Spatial frameworks. Coordinates, place hierarchies, polity systems, boundary files, and temporal validity ranges. These are the scaffolds against which the other two kinds of material become legible on a map. They are also the scaffolds most likely to impose anachronism if used carelessly, and they are versioned and dated for that reason.

Step by Step

  1. Trace — A scan, page, map, table, register, or bibliographic entry enters the system with source metadata attached. The first judgment is not what the material “means,” but what kind of source-form it is and where its authority comes from.
  2. Transcription — OCR, HTR, or LLM-assisted vision converts images into text. Noise, layout, damaged text, marginalia, and uncertain readings are not treated as invisible; they remain part of the record’s condition.
  3. Normalization — Names, dates, scripts, and transliterations are cleaned enough to be searched and compared. Original forms remain attached where they carry historical, linguistic, or evidentiary significance.
  4. Extraction — NER and LLM-assisted extraction identify people, surnames, places, dates, affiliations, routes, citations, and administrative terms. These are extracted as claims made by a source, not as facts detached from it.
  5. Structuring — Extracted claims become schema-shaped records with stable identifiers. The schema keeps a person, the names attached to that person, a place, and the coordinates attached to that place as separate objects, so the relationships between them remain inspectable rather than fused.
  6. Validation — Records are checked against required fields, source links, coordinate plausibility, hierarchy alignment, and temporal ranges. Conflicts and gaps are flagged rather than silently repaired.
  7. Enrichment — Validated records are linked outward to coordinates, place hierarchies, polity systems, boundary layers, temporal metadata, and confidence notes. Enrichment makes comparison possible, but it does not erase the path by which the claim arrived.
  8. Publication — Curated, read-only views expose the database to the site through the API. The interface receives claims with their provenance and uncertainty still attached.
  9. Interface — Maps, timelines, panels, labels, and journeys make the claims visible. The goal is not to settle the geography, but to let users follow how places, names, and routes circulate across sources.

Time-Aware Boundaries

Boundaries on the platform are not timeless containers. A district line drawn under late Ottoman administration, a sub-district reorganized under Mandate rule, a frontier hardened after 1948, and a locally remembered region that crosses all three are not the same kind of object, and the platform does not pretend they are. Each boundary carries the date of its source, the administrative vocabulary that produced it, and the degree of fit between that vocabulary and the territory it claimed to describe.

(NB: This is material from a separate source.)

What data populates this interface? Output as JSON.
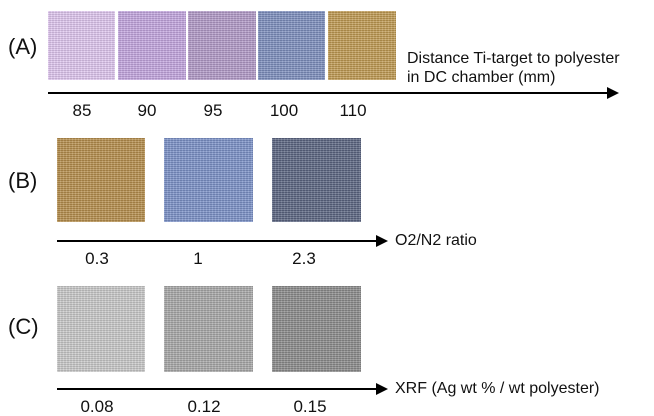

Where boundaries overlap, the platform shows the overlap. Where a region in one source has no equivalent in another, the platform does not invent one. Where a boundary’s exact line is uncertain, that uncertainty is preserved rather than smoothed into a confident polygon. The geography of Bilad al-Sham is not the residue of one administrative regime; it is the layered, sometimes contradictory record of many, and the platform’s job is to keep those layers distinguishable.

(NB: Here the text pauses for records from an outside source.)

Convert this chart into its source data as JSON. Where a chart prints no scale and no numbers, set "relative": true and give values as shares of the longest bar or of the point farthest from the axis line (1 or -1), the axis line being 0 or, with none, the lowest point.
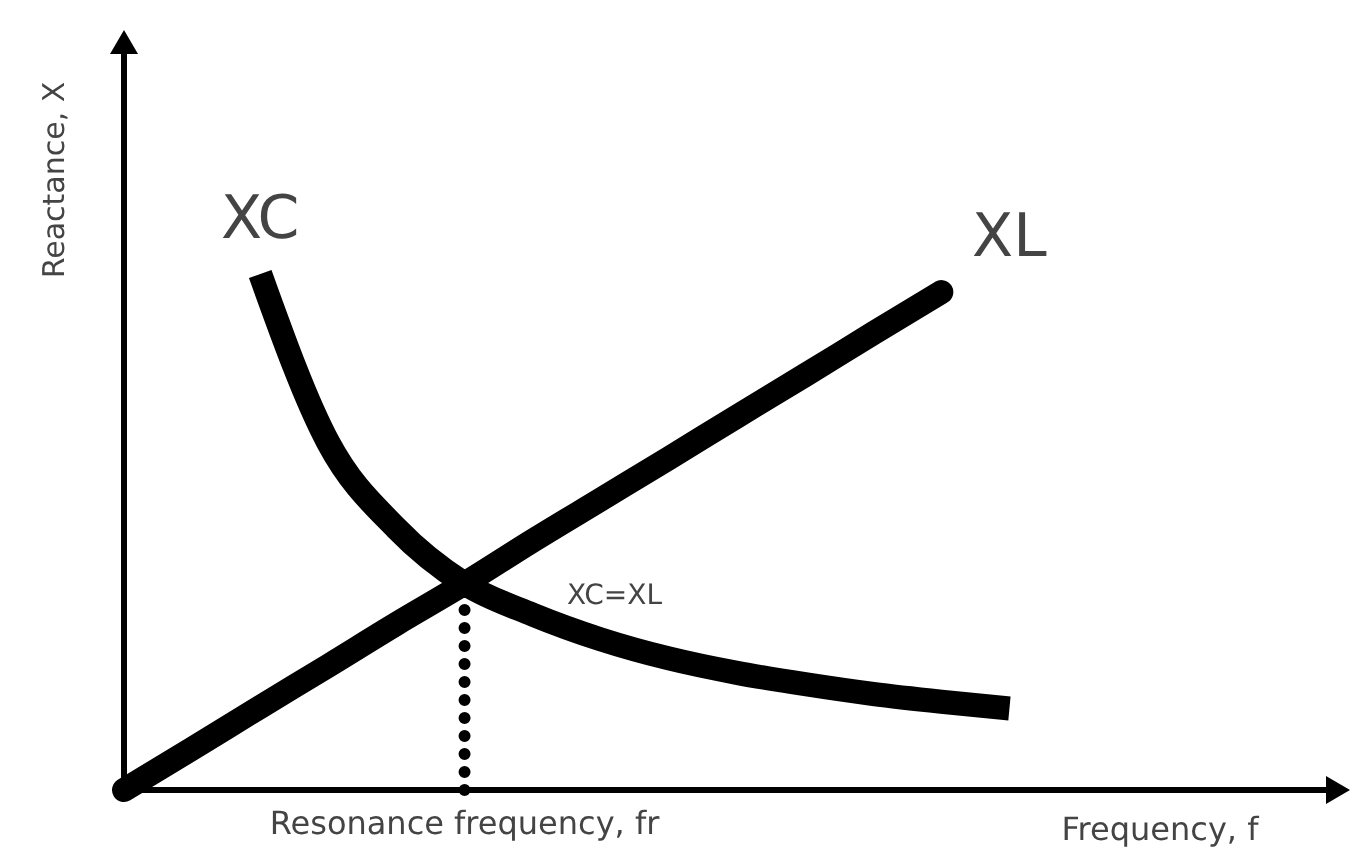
{
  "chart_data": {
    "type": "line",
    "relative": true,
    "xlabel": "Frequency, f",
    "ylabel": "Reactance, X",
    "categories": [
      null,
      null,
      null,
      null,
      null,
      null,
      null,
      null,
      null,
      null,
      null,
      null,
      null,
      null,
      null,
      null,
      null,
      null,
      null
    ],
    "series": [
      {
        "name": "XC",
        "color": "#000000",
        "values": [
          null,
          null,
          1,
          0.673,
          0.507,
          0.4,
          0.34,
          0.292,
          0.255,
          0.227,
          0.205,
          0.186,
          0.171,
          0.158,
          null,
          null,
          null,
          null,
          null
        ]
      },
      {
        "name": "XL",
        "color": "#000000",
        "values": [
          0,
          0.08,
          0.161,
          0.241,
          0.322,
          0.4,
          0.483,
          0.563,
          0.643,
          0.724,
          0.804,
          0.885,
          0.965,
          null,
          null,
          null,
          null,
          null,
          null
        ]
      }
    ],
    "annotations": [
      "XC=XL",
      "Resonance frequency, fr"
    ],
    "marker": "none",
    "line_style": "solid"
  }
}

Accountability, not certainty

The platform does not promise that its geographies are correct. It promises that the path by which a place became a coordinate remains attached to the coordinate, and that disagreement between sources is preserved rather than adjudicated. A village named differently in an Ottoman sijill, a Mandate gazetteer, and a post-1948 map is not three errors to reconcile; it is three attestations to hold side by side, each with its date, its source, and its administrative vocabulary intact.

Where a location is uncertain, the record says so. Where coordinates are weak, where a hierarchy is contested, where a name has variants the platform cannot rank, those gaps are marked rather than smoothed. Public access is read-only — not because the archive is finished, but because the work of revising it should leave a trace. The pipeline is built on the assumption that a geography held accountable to its sources is more useful and more honest than one that has been resolved.